Volume of Solid of Revolution: Find Solution Here!

[MacLaddy1]

Hey guys and gals. Hoping someone can help out with a problem I am finding myself stuck on.

The question goes as follows.

Solids of revolution. Find the volume of the solid of revolution. The region bounded by \(y= \frac{ln(x)}{\sqrt(x)}\), y=0 and x=2, revolved about the x-axis.

The problem I am having is trying to figure out how to separate the top and bottom of this fraction. These are some of the things I've looked at, but I don't think I can integrate any of them.

\([x^{\frac{1}{2}} * ln(x)]^2\)

\(\frac{[ln(x)]}{x}\)

And a few others.

I know that I have to integrate with \(\int \pi[\frac{[ln(x)]}{x}]dx\) from 1 to 2 ( I don't know how to get the limits on the integral)
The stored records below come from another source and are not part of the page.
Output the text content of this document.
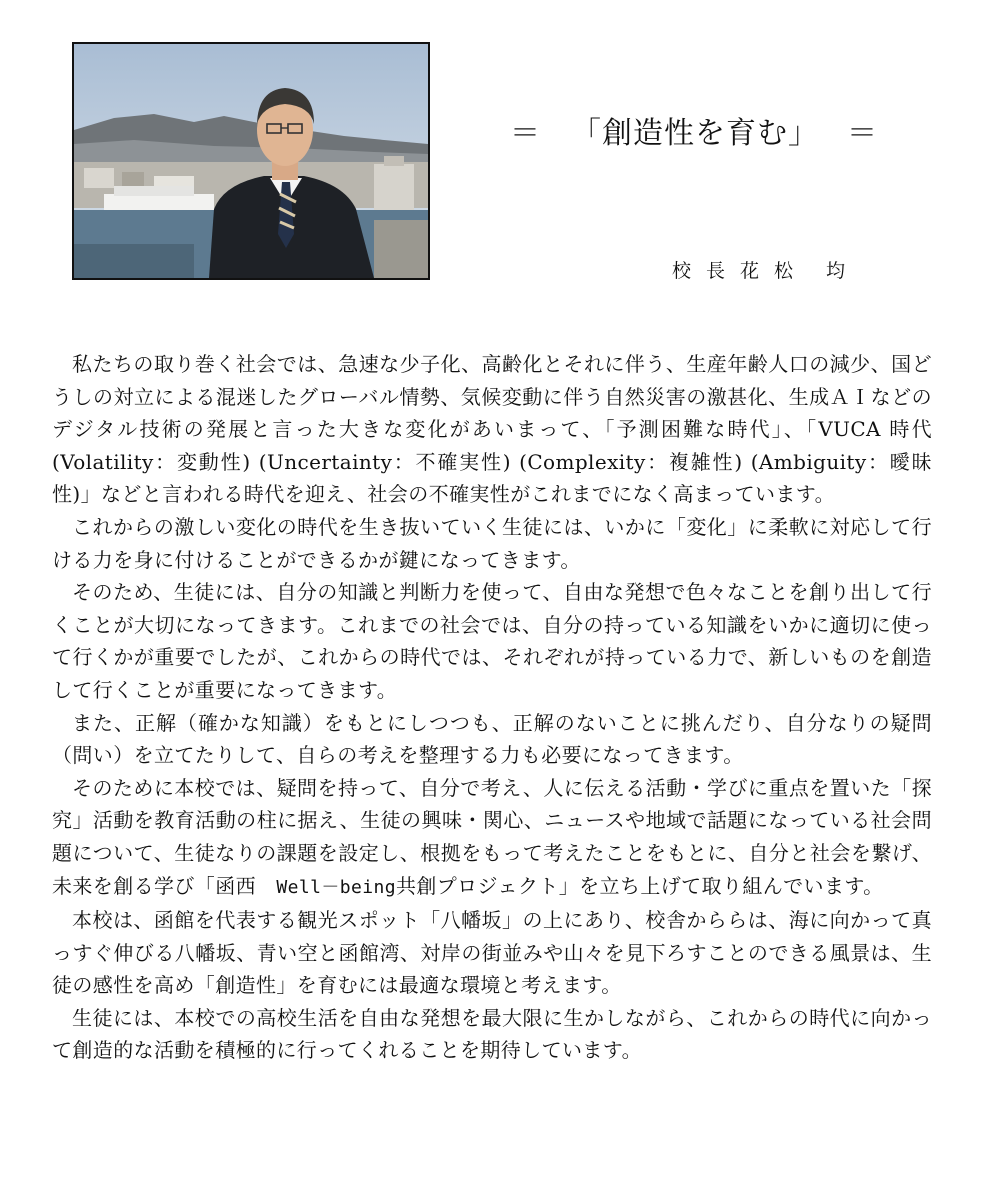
＝ 「創造性を育む」 ＝
校長花松 均

私たちの取り巻く社会では、急速な少子化、高齢化とそれに伴う、生産年齢人口の減少、国どうしの対立による混迷したグローバル情勢、気候変動に伴う自然災害の激甚化、生成ＡＩなどのデジタル技術の発展と言った大きな変化があいまって、「予測困難な時代」、「VUCA 時代 (Volatility：変動性) (Uncertainty：不確実性) (Complexity：複雑性) (Ambiguity：曖昧性)」などと言われる時代を迎え、社会の不確実性がこれまでになく高まっています。

これからの激しい変化の時代を生き抜いていく生徒には、いかに「変化」に柔軟に対応して行ける力を身に付けることができるかが鍵になってきます。

そのため、生徒には、自分の知識と判断力を使って、自由な発想で色々なことを創り出して行くことが大切になってきます。これまでの社会では、自分の持っている知識をいかに適切に使って行くかが重要でしたが、これからの時代では、それぞれが持っている力で、新しいものを創造して行くことが重要になってきます。

また、正解（確かな知識）をもとにしつつも、正解のないことに挑んだり、自分なりの疑問（問い）を立てたりして、自らの考えを整理する力も必要になってきます。

そのために本校では、疑問を持って、自分で考え、人に伝える活動・学びに重点を置いた「探究」活動を教育活動の柱に据え、生徒の興味・関心、ニュースや地域で話題になっている社会問題について、生徒なりの課題を設定し、根拠をもって考えたことをもとに、自分と社会を繋げ、未来を創る学び「函西　Well－being共創プロジェクト」を立ち上げて取り組んでいます。

本校は、函館を代表する観光スポット「八幡坂」の上にあり、校舎かららは、海に向かって真っすぐ伸びる八幡坂、青い空と函館湾、対岸の街並みや山々を見下ろすことのできる風景は、生徒の感性を高め「創造性」を育むには最適な環境と考えます。

生徒には、本校での高校生活を自由な発想を最大限に生かしながら、これからの時代に向かって創造的な活動を積極的に行ってくれることを期待しています。
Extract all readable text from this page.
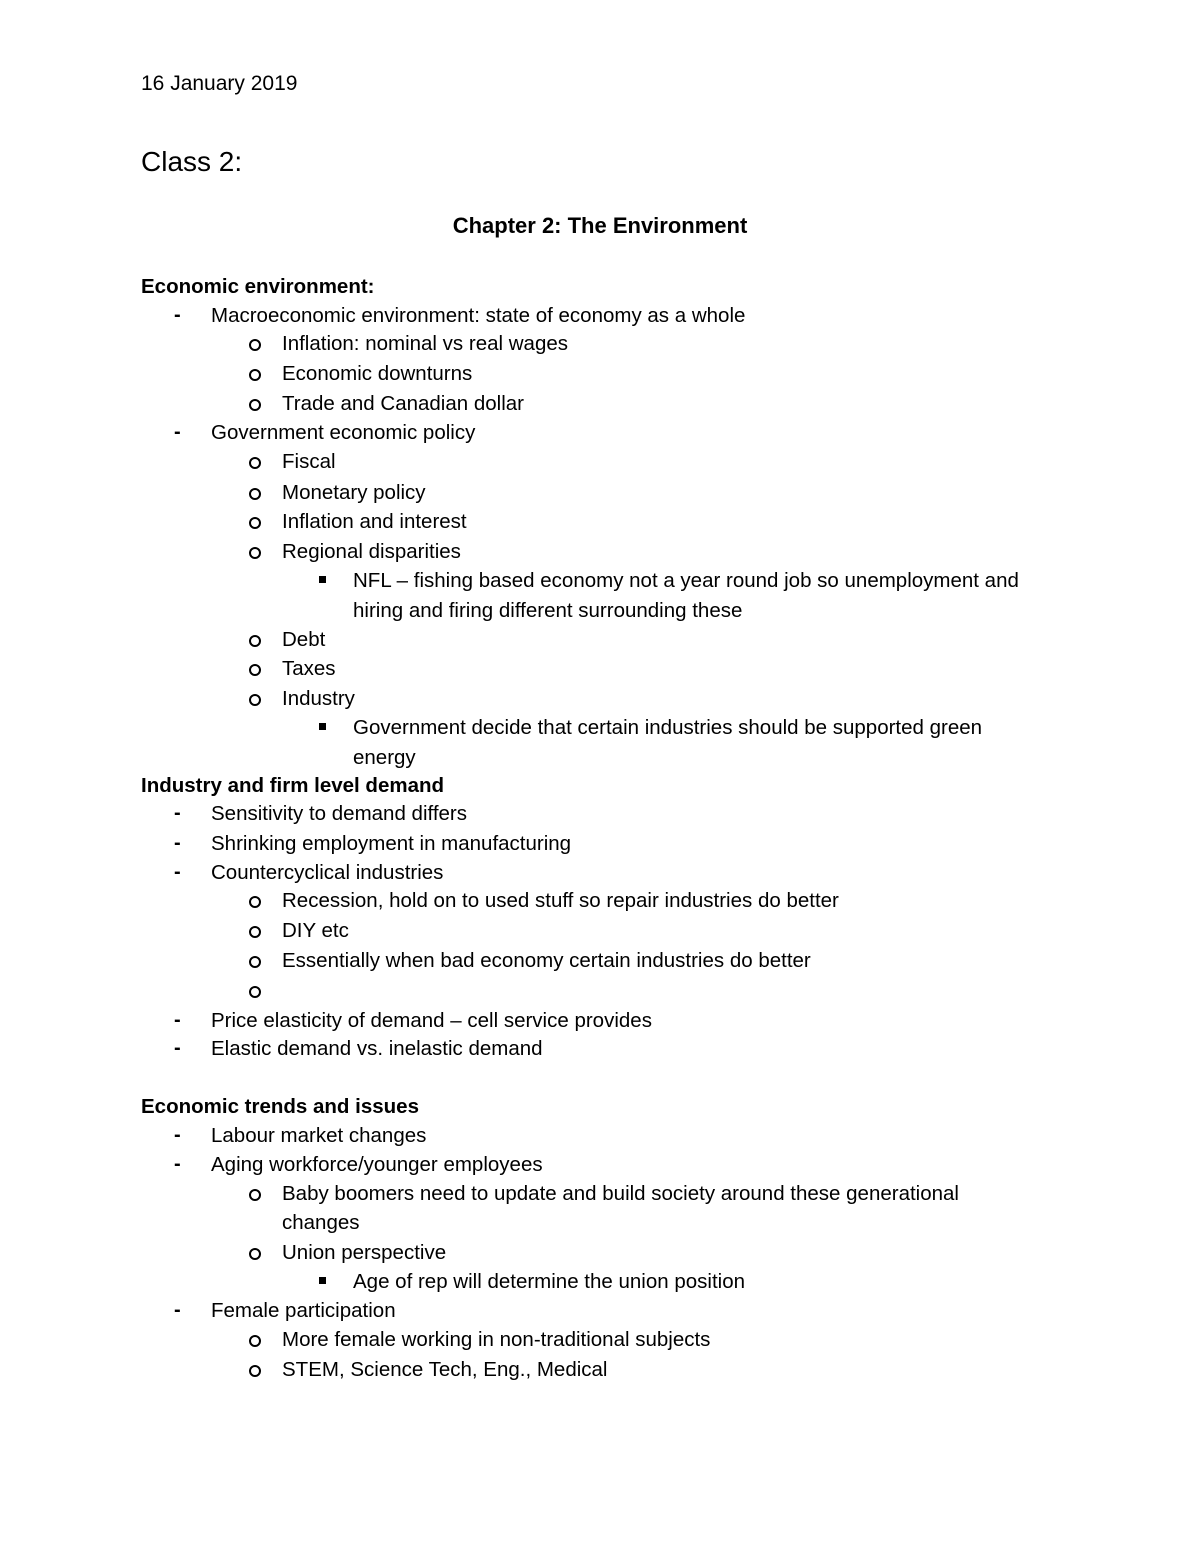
16 January 2019
Class 2:
Chapter 2: The Environment
Economic environment:
- Macroeconomic environment: state of economy as a whole
Inflation: nominal vs real wages
Economic downturns
Trade and Canadian dollar
- Government economic policy
Fiscal
Monetary policy
Inflation and interest
Regional disparities
NFL – fishing based economy not a year round job so unemployment and
hiring and firing different surrounding these
Debt
Taxes
Industry
Government decide that certain industries should be supported green
energy
Industry and firm level demand
- Sensitivity to demand differs
- Shrinking employment in manufacturing
- Countercyclical industries
Recession, hold on to used stuff so repair industries do better
DIY etc
Essentially when bad economy certain industries do better
- Price elasticity of demand – cell service provides
- Elastic demand vs. inelastic demand
Economic trends and issues
- Labour market changes
- Aging workforce/younger employees
Baby boomers need to update and build society around these generational
changes
Union perspective
Age of rep will determine the union position
- Female participation
More female working in non-traditional subjects
STEM, Science Tech, Eng., Medical
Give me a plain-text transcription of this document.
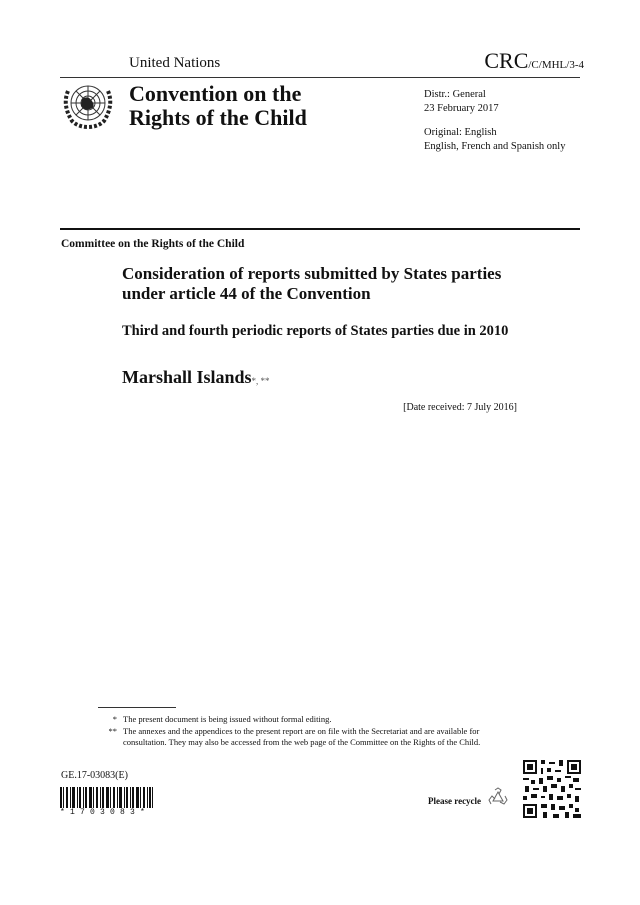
United Nations	CRC/C/MHL/3-4
Convention on the
Rights of the Child
Distr.: General
23 February 2017
Original: English
English, French and Spanish only
Committee on the Rights of the Child
Consideration of reports submitted by States parties under article 44 of the Convention
Third and fourth periodic reports of States parties due in 2010
Marshall Islands*, **
[Date received: 7 July 2016]
* The present document is being issued without formal editing.
** The annexes and the appendices to the present report are on file with the Secretariat and are available for consultation. They may also be accessed from the web page of the Committee on the Rights of the Child.
GE.17-03083(E)
*1703083*
Please recycle
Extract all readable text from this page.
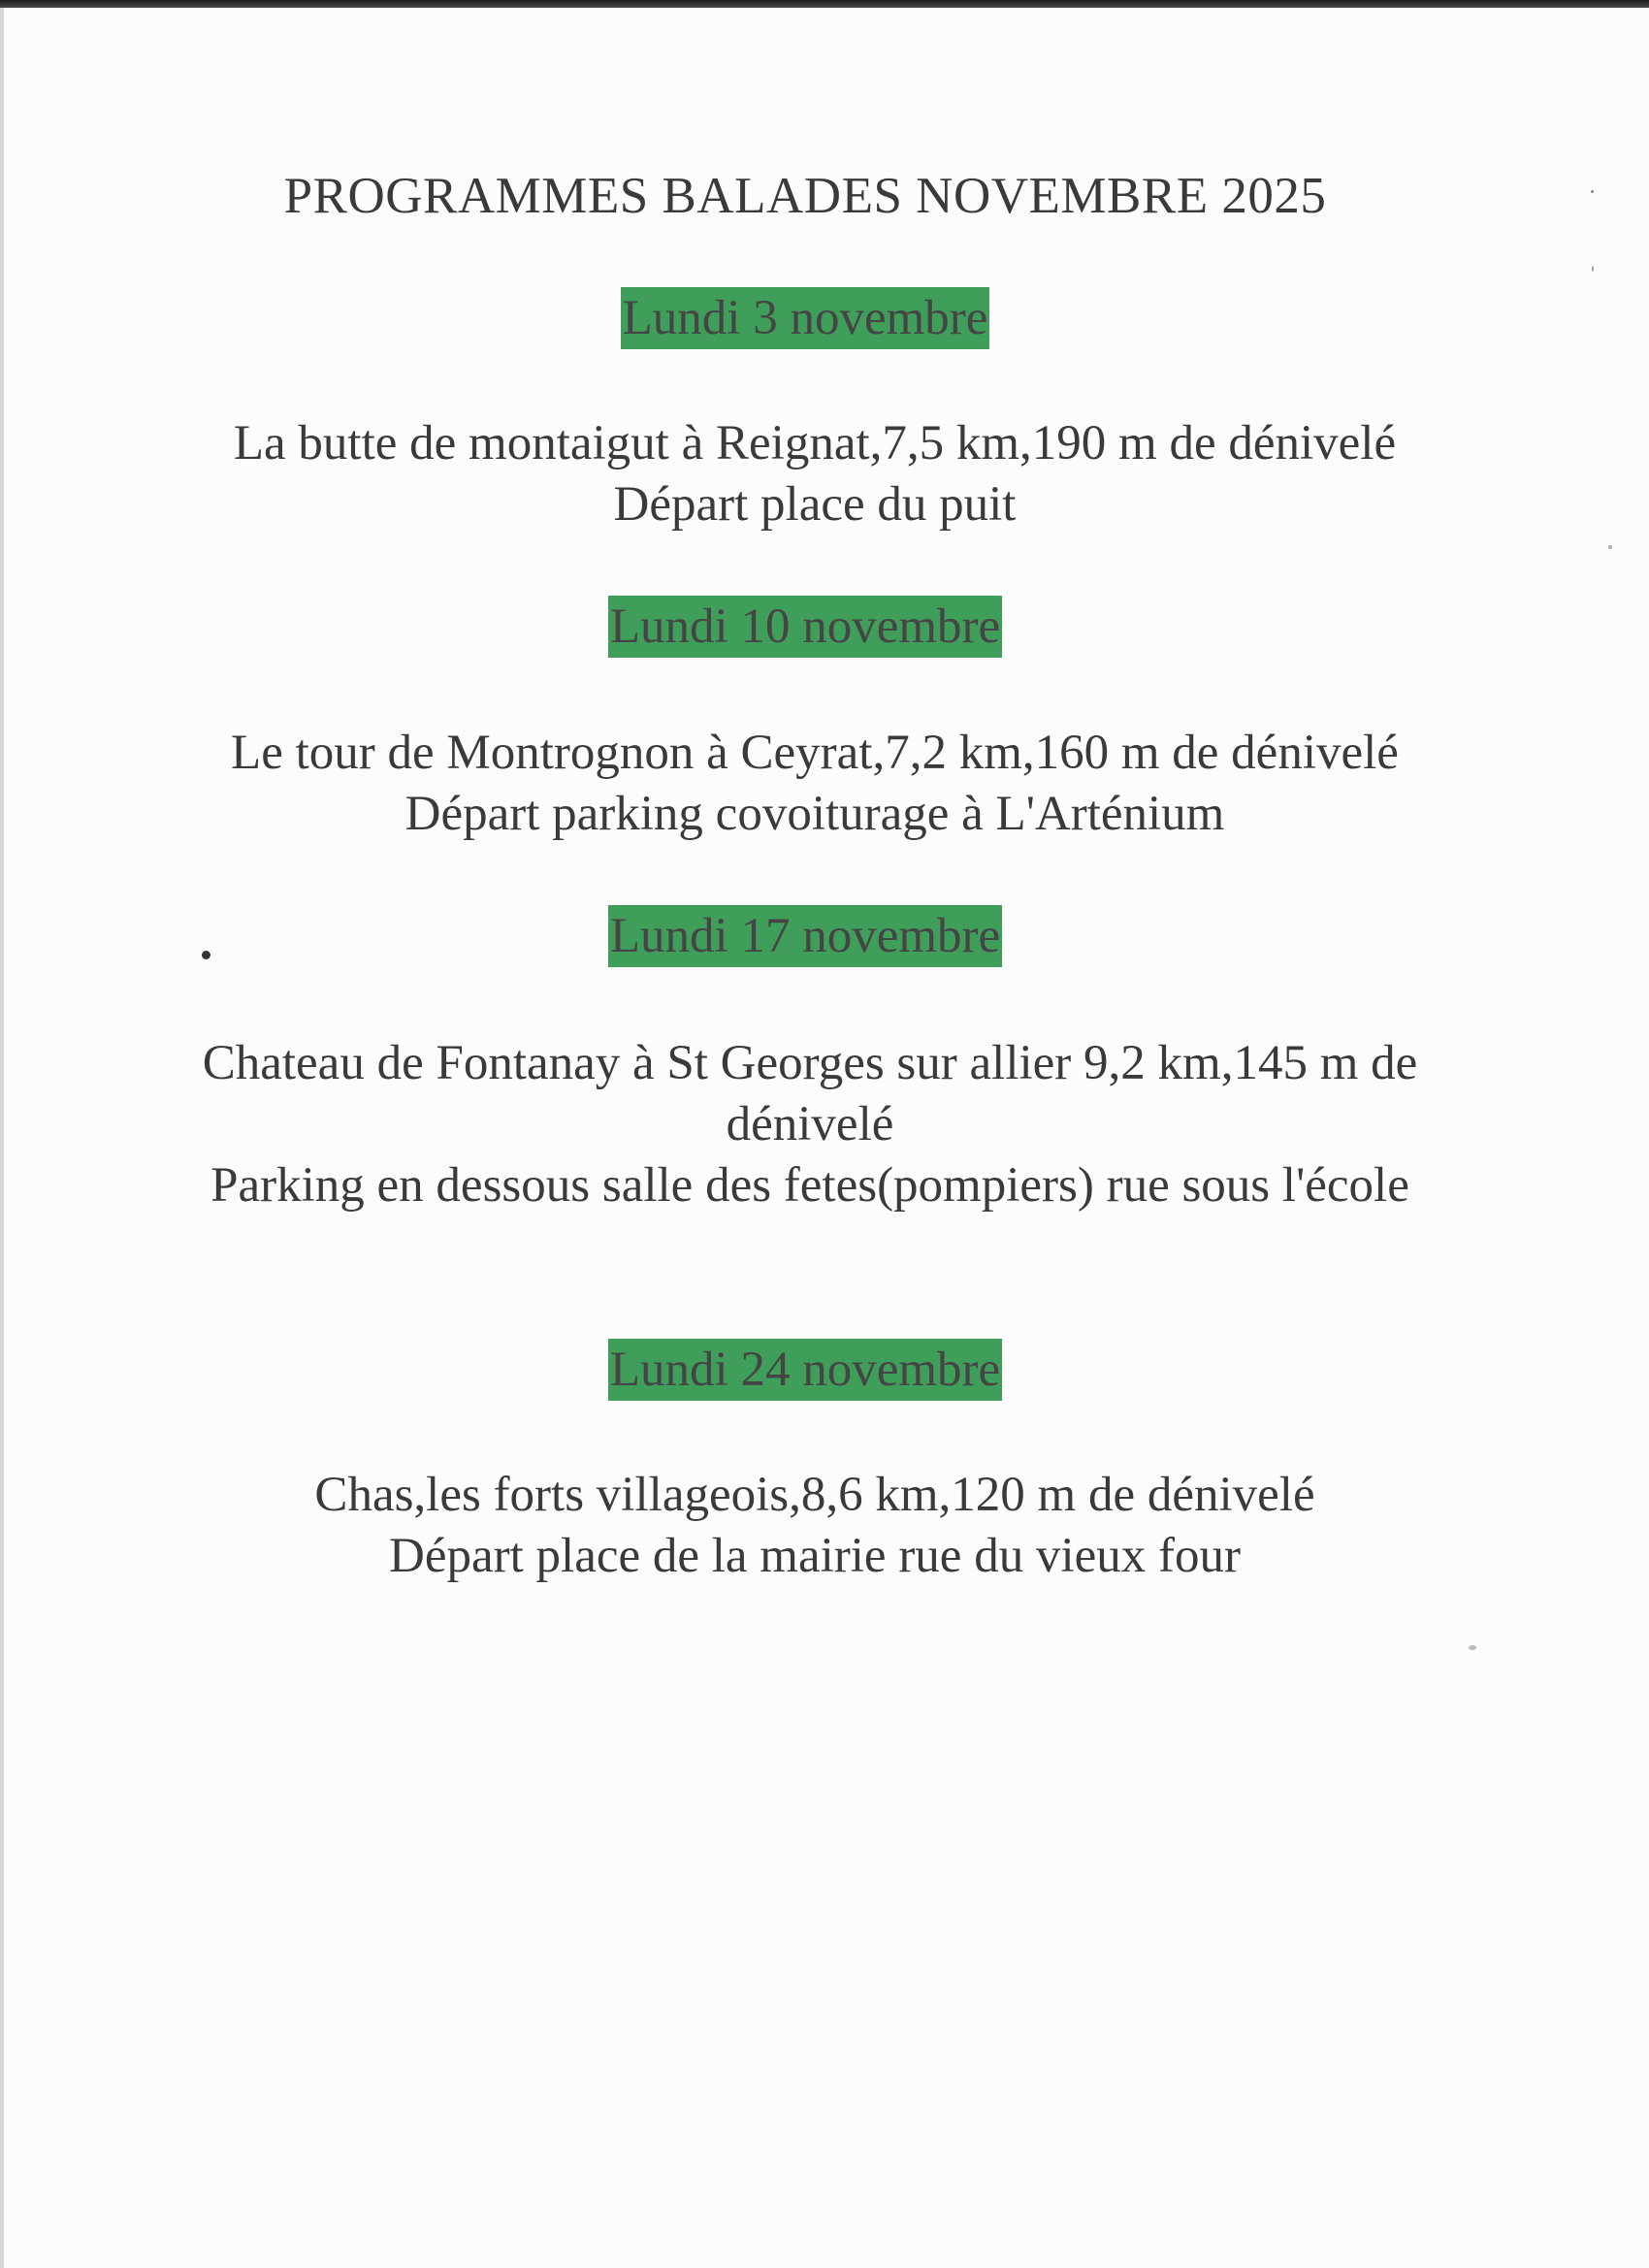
PROGRAMMES BALADES NOVEMBRE 2025
Lundi 3 novembre
La butte de montaigut à Reignat,7,5 km,190 m de dénivelé
Départ place du puit
Lundi 10 novembre
Le tour de Montrognon à Ceyrat,7,2 km,160 m de dénivelé
Départ parking covoiturage à L'Arténium
Lundi 17 novembre
Chateau de Fontanay à St Georges sur allier 9,2 km,145 m de dénivelé
Parking en dessous salle des fetes(pompiers) rue sous l'école
Lundi 24 novembre
Chas,les forts villageois,8,6 km,120 m de dénivelé
Départ place de la mairie rue du vieux four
Any help would be very much appreciated. This doesn't seem to be too hard of a problem, but I can't figure out how to get these separated so I can integrate.

Thanks,
Mac

 

[Jameson]

Hi MacLaddy!

I agree that the limits of integration are from x=1 to x=2, however you need to integrate \(\displaystyle \int \pi [f(x)]^2 dx\). It looks like you forgot to square the numerator as well or weren't able to write it in Latex. Either way I get that in this case \(\displaystyle [f(x)]^2=\left( \frac{\ln(x)}{\sqrt{x}} \right)^2= \left( \frac{[\ln(x)]^2}{x} \right)\). From here let \(\displaystyle u=\ln(x)\) and \(\displaystyle du=\frac{1}{x}dx\). From there it's doing a standard u-substitution integral and plugging everything in.

 

[MacLaddy1]

Hi MacLaddy!

I agree that the limits of integration are from x=1 to x=2, however you need to integrate \(\displaystyle \int \pi [f(x)]^2 dx\). It looks like you forgot to square the numerator as well or weren't able to write it in Latex. Either way I get that in this case \(\displaystyle [f(x)]^2=\left( \frac{\ln(x)}{\sqrt{x}} \right)^2= \left( \frac{[\ln(x)]^2}{x} \right)\). From here let \(\displaystyle u=\ln(x)\) and \(\displaystyle du=\frac{1}{x}dx\). From there it's doing a standard u-substitution integral and plugging everything in.

Ahh, I knew I was missing something simple. I didn't even notice the \(\frac{1}{x}\) u-substitution connection. I did remember to square the ln(x), I just forgot to write it in the Latex.

So we end up with \(\pi[\frac{[ln(x)]^3}{3}]^2_1\) = \(\frac{\pi(ln2)^3}{3} \approx 0.349\)

Does that look about right to you? (seems strange that I can't get a better answer. I think I still might be making a mistake)

Thank you very much. That helped a ton.
Mac

(by the way, how do you make your Latex readable? I need a magnifying glass for mine)

 

[Jameson]

If you use the tags [math][/math] then the Latex output will appear larger. If you want to keep using the current tags you are using then add \displaystyle after the opening tag and before any of the Latex code.

You're close but made a small error. If \(\displaystyle u=\ln(x)\) then our integral becomes \(\displaystyle \pi \int u^2du=\pi \frac{u^3}{3}\). From there you plug back in ln(x) for u and evaluate everything using the bounds.

EDIT: I see you've already caught your own error. Well done :)

I never make any promises that I'm 100% correct but your solution looks good to me. Hopefully I won't wake up to find others correcting a mistake I made but I can't find any in your work.

 

[MacLaddy1]

If you use the tags [math][/math] then the Latex output will appear larger. If you want to keep using the current tags you are using then add \displaystyle after the opening tag and before any of the Latex code.

You're close but made a small error. If \(\displaystyle u=\ln(x)\) then our integral becomes \(\displaystyle \pi \int u^2du=\pi \frac{u^3}{3}\). From there you plug back in ln(x) for u and evaluate everything using the bounds.

EDIT: I see you've already caught your own error. Well done :)

I never make any promises that I'm 100% correct but your solution looks good to me. Hopefully I won't wake up to find others correcting a mistake I made but I can't find any in your work.

The Math tags look simpler to use for me. More like the itex tags I am used to.

Thank you again, I really appreciate your help. That was my last question for the night, now I can get some sleep.

Mac